To solve the problem, we start with the given equation: \[ \cos^{-1}\left(\frac{x}{a}\right) + \cos^{-1}\left(\frac{y}{b}\right) = \theta \] ### Step 1: Use the formula for the sum of inverse cosines We can use the identity for the sum of two inverse cosines: \[ \cos^{-1}(u) + \cos^{-1}(v) = \cos^{-1}(uv - \sqrt{(1-u^2)(1-v^2)}) \] Here, let \( u = \frac{x}{a} \) and \( v = \frac{y}{b} \).

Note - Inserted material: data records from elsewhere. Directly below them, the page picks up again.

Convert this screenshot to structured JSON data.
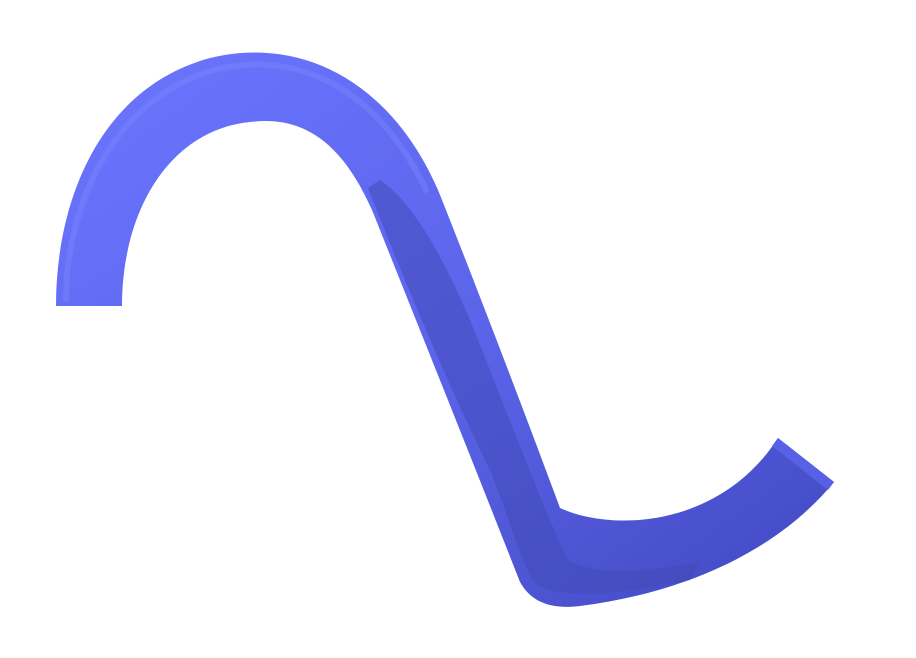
{
  "scene": {
    "object": "tube",
    "colors": {
      "background": "#ffffff",
      "tube_light": "#6670ff",
      "tube_mid": "#5a63e8",
      "tube_dark": "#3c43b0",
      "tube_shadow": "#3a40a6"
    }
  }
}
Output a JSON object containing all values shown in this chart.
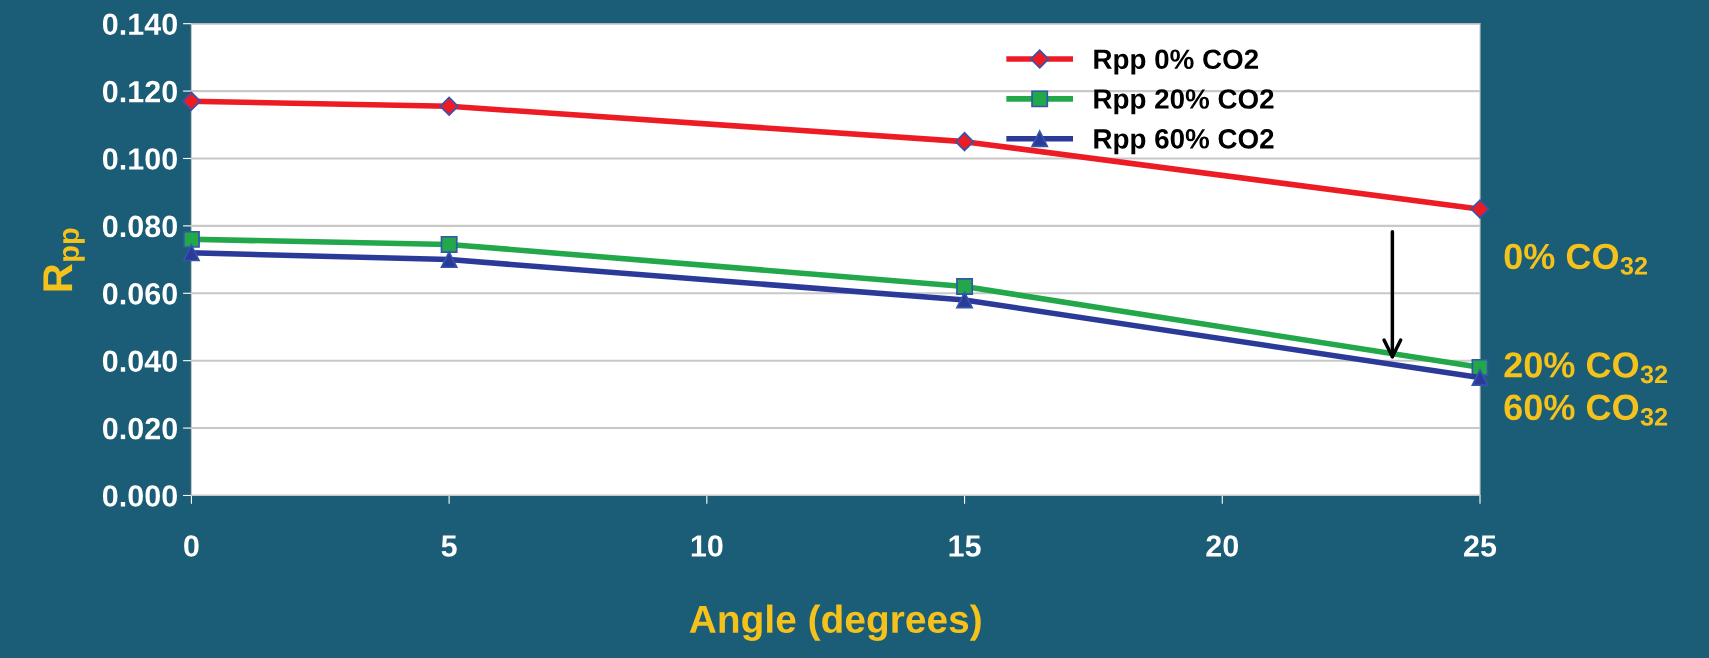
{
  "chart_data": {
    "type": "line",
    "xlabel": "Angle (degrees)",
    "ylabel": "R$_{pp}$",
    "x": [
      0,
      5,
      15,
      25
    ],
    "series": [
      {
        "name": "Rpp 0% CO2",
        "color": "#ed1c24",
        "values": [
          0.117,
          0.1155,
          0.105,
          0.085
        ],
        "marker": "diamond"
      },
      {
        "name": "Rpp 20% CO2",
        "color": "#22a84a",
        "values": [
          0.076,
          0.0745,
          0.062,
          0.038
        ],
        "marker": "square"
      },
      {
        "name": "Rpp 60% CO2",
        "color": "#2b3a98",
        "values": [
          0.072,
          0.07,
          0.058,
          0.035
        ],
        "marker": "triangle"
      }
    ],
    "xlim": [
      0,
      25
    ],
    "xticks": [
      0,
      5,
      10,
      15,
      20,
      25
    ],
    "ylim": [
      0,
      0.14
    ],
    "yticks": [
      {
        "value": 0,
        "label": "0.000"
      },
      {
        "value": 0.02,
        "label": "0.020"
      },
      {
        "value": 0.04,
        "label": "0.040"
      },
      {
        "value": 0.06,
        "label": "0.060"
      },
      {
        "value": 0.08,
        "label": "0.080"
      },
      {
        "value": 0.1,
        "label": "0.100"
      },
      {
        "value": 0.12,
        "label": "0.120"
      },
      {
        "value": 0.14,
        "label": "0.140"
      }
    ],
    "grid": "y",
    "legend": "top right",
    "annotations": [
      "0% CO$_{32}$",
      "20% CO$_{32}$",
      "60% CO$_{32}$"
    ]
  }
}
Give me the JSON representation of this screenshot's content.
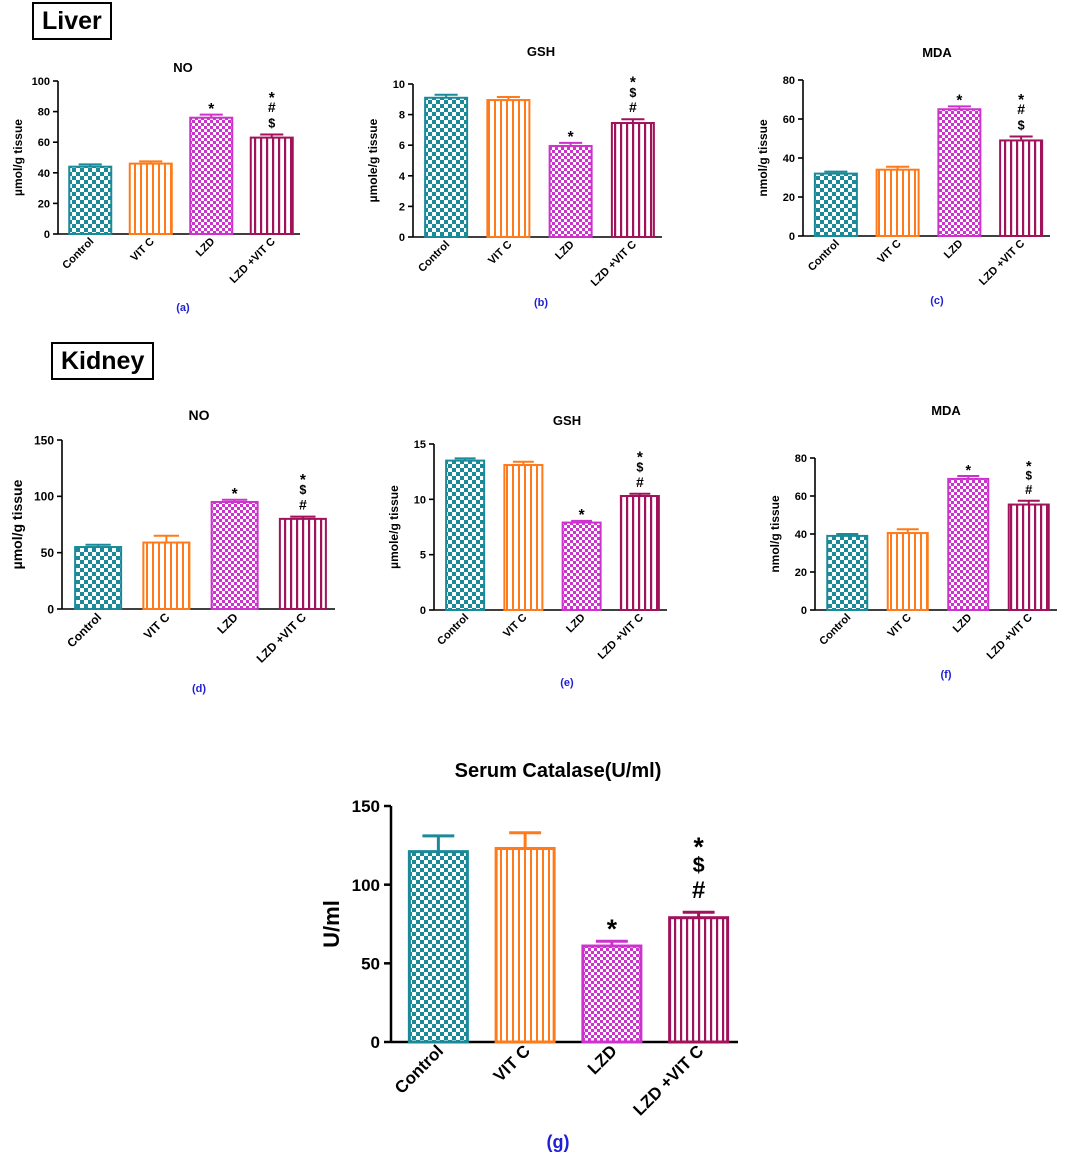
{
  "sections": {
    "liver": "Liver",
    "kidney": "Kidney"
  },
  "colors": {
    "control": "#1a8a99",
    "vitc": "#ff7a1a",
    "lzd": "#cc33cc",
    "lzd_vitc": "#a0125a",
    "panel_label": "#1f1fd6"
  },
  "chart_data": [
    {
      "id": "a",
      "type": "bar",
      "title": "NO",
      "ylabel": "µmol/g tissue",
      "panel": "(a)",
      "ylim": [
        0,
        100
      ],
      "yticks": [
        0,
        20,
        40,
        60,
        80,
        100
      ],
      "categories": [
        "Control",
        "VIT C",
        "LZD",
        "LZD +VIT C"
      ],
      "values": [
        44,
        46,
        76,
        63
      ],
      "errors": [
        1.5,
        1.5,
        2,
        2
      ],
      "annotations": [
        [],
        [],
        [
          "*"
        ],
        [
          "*",
          "#",
          "$"
        ]
      ]
    },
    {
      "id": "b",
      "type": "bar",
      "title": "GSH",
      "ylabel": "µmole/g tissue",
      "panel": "(b)",
      "ylim": [
        0,
        10
      ],
      "yticks": [
        0,
        2,
        4,
        6,
        8,
        10
      ],
      "categories": [
        "Control",
        "VIT C",
        "LZD",
        "LZD +VIT C"
      ],
      "values": [
        9.1,
        8.95,
        5.95,
        7.45
      ],
      "errors": [
        0.2,
        0.2,
        0.2,
        0.25
      ],
      "annotations": [
        [],
        [],
        [
          "*"
        ],
        [
          "*",
          "$",
          "#"
        ]
      ]
    },
    {
      "id": "c",
      "type": "bar",
      "title": "MDA",
      "ylabel": "nmol/g tissue",
      "panel": "(c)",
      "ylim": [
        0,
        80
      ],
      "yticks": [
        0,
        20,
        40,
        60,
        80
      ],
      "categories": [
        "Control",
        "VIT C",
        "LZD",
        "LZD +VIT C"
      ],
      "values": [
        32,
        34,
        65,
        49
      ],
      "errors": [
        1,
        1.5,
        1.5,
        2
      ],
      "annotations": [
        [],
        [],
        [
          "*"
        ],
        [
          "*",
          "#",
          "$"
        ]
      ]
    },
    {
      "id": "d",
      "type": "bar",
      "title": "NO",
      "ylabel": "µmol/g tissue",
      "panel": "(d)",
      "ylim": [
        0,
        150
      ],
      "yticks": [
        0,
        50,
        100,
        150
      ],
      "categories": [
        "Control",
        "VIT C",
        "LZD",
        "LZD +VIT C"
      ],
      "values": [
        55,
        59,
        95,
        80
      ],
      "errors": [
        2,
        6,
        2,
        2
      ],
      "annotations": [
        [],
        [],
        [
          "*"
        ],
        [
          "*",
          "$",
          "#"
        ]
      ]
    },
    {
      "id": "e",
      "type": "bar",
      "title": "GSH",
      "ylabel": "µmole/g tissue",
      "panel": "(e)",
      "ylim": [
        0,
        15
      ],
      "yticks": [
        0,
        5,
        10,
        15
      ],
      "categories": [
        "Control",
        "VIT C",
        "LZD",
        "LZD +VIT C"
      ],
      "values": [
        13.5,
        13.1,
        7.9,
        10.3
      ],
      "errors": [
        0.2,
        0.3,
        0.15,
        0.2
      ],
      "annotations": [
        [],
        [],
        [
          "*"
        ],
        [
          "*",
          "$",
          "#"
        ]
      ]
    },
    {
      "id": "f",
      "type": "bar",
      "title": "MDA",
      "ylabel": "nmol/g tissue",
      "panel": "(f)",
      "ylim": [
        0,
        80
      ],
      "yticks": [
        0,
        20,
        40,
        60,
        80
      ],
      "categories": [
        "Control",
        "VIT C",
        "LZD",
        "LZD +VIT C"
      ],
      "values": [
        39,
        40.5,
        69,
        55.5
      ],
      "errors": [
        1,
        2,
        1.5,
        2
      ],
      "annotations": [
        [],
        [],
        [
          "*"
        ],
        [
          "*",
          "$",
          "#"
        ]
      ]
    },
    {
      "id": "g",
      "type": "bar",
      "title": "Serum Catalase(U/ml)",
      "ylabel": "U/ml",
      "panel": "(g)",
      "ylim": [
        0,
        150
      ],
      "yticks": [
        0,
        50,
        100,
        150
      ],
      "categories": [
        "Control",
        "VIT C",
        "LZD",
        "LZD +VIT C"
      ],
      "values": [
        121,
        123,
        61,
        79
      ],
      "errors": [
        10,
        10,
        3,
        3.5
      ],
      "annotations": [
        [],
        [],
        [
          "*"
        ],
        [
          "*",
          "$",
          "#"
        ]
      ]
    }
  ]
}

Thus, we have: \[ \cos^{-1}\left(\frac{x}{a}\right) + \cos^{-1}\left(\frac{y}{b}\right) = \cos^{-1}\left(\frac{xy}{ab} - \sqrt{\left(1 - \left(\frac{x}{a}\right)^2\right)\left(1 - \left(\frac{y}{b}\right)^2\right)}\right) \] ### Step 2: Set the equation equal to cos(theta) From the original equation, we can set: \[ \cos\theta = \frac{xy}{ab} - \sqrt{\left(1 - \left(\frac{x}{a}\right)^2\right)\left(1 - \left(\frac{y}{b}\right)^2\right)} \] ### Step 3: Rearranging the equation Rearranging gives us: \[ \sqrt{\left(1 - \left(\frac{x}{a}\right)^2\right)\left(1 - \left(\frac{y}{b}\right)^2\right)} = \frac{xy}{ab} - \cos\theta \] ### Step 4: Square both sides Squaring both sides results in: \[ \left(1 - \left(\frac{x}{a}\right)^2\right)\left(1 - \left(\frac{y}{b}\right)^2\right) = \left(\frac{xy}{ab} - \cos\theta\right)^2 \] ### Step 5: Expand both sides Expanding the left side: \[ 1 - \left(\frac{x^2}{a^2} + \frac{y^2}{b^2} - \frac{x^2y^2}{a^2b^2}\right) = \left(\frac{xy}{ab}\right)^2 - 2\frac{xy}{ab}\cos\theta + \cos^2\theta \] ### Step 6: Rearranging terms Rearranging gives: \[ 1 - \frac{x^2}{a^2} - \frac{y^2}{b^2} + \frac{x^2y^2}{a^2b^2} = \frac{x^2y^2}{a^2b^2} - 2\frac{xy}{ab}\cos\theta + \cos^2\theta \] ### Step 7: Canceling terms Canceling \(\frac{x^2y^2}{a^2b^2}\) from both sides results in: \[ 1 - \frac{x^2}{a^2} - \frac{y^2}{b^2} = -2\frac{xy}{ab}\cos\theta + \cos^2\theta \] ### Step 8: Rearranging to find the desired expression Rearranging gives us: \[ \frac{x^2}{a^2} + \frac{y^2}{b^2} = 1 + 2\frac{xy}{ab}\cos\theta - \cos^2\theta \] ### Step 9: Using the identity \(1 - \cos^2\theta = \sin^2\theta\) Thus, we can write: \[ \frac{x^2}{a^2} + \frac{y^2}{b^2} = \sin^2\theta + 2\frac{xy}{ab}\cos\theta \] ### Final Result Therefore, the final expression we are looking for is: \[ \frac{x^2}{a^2} + \frac{y^2}{b^2} = \sin^2\theta + 2\frac{xy}{ab}\cos\theta \]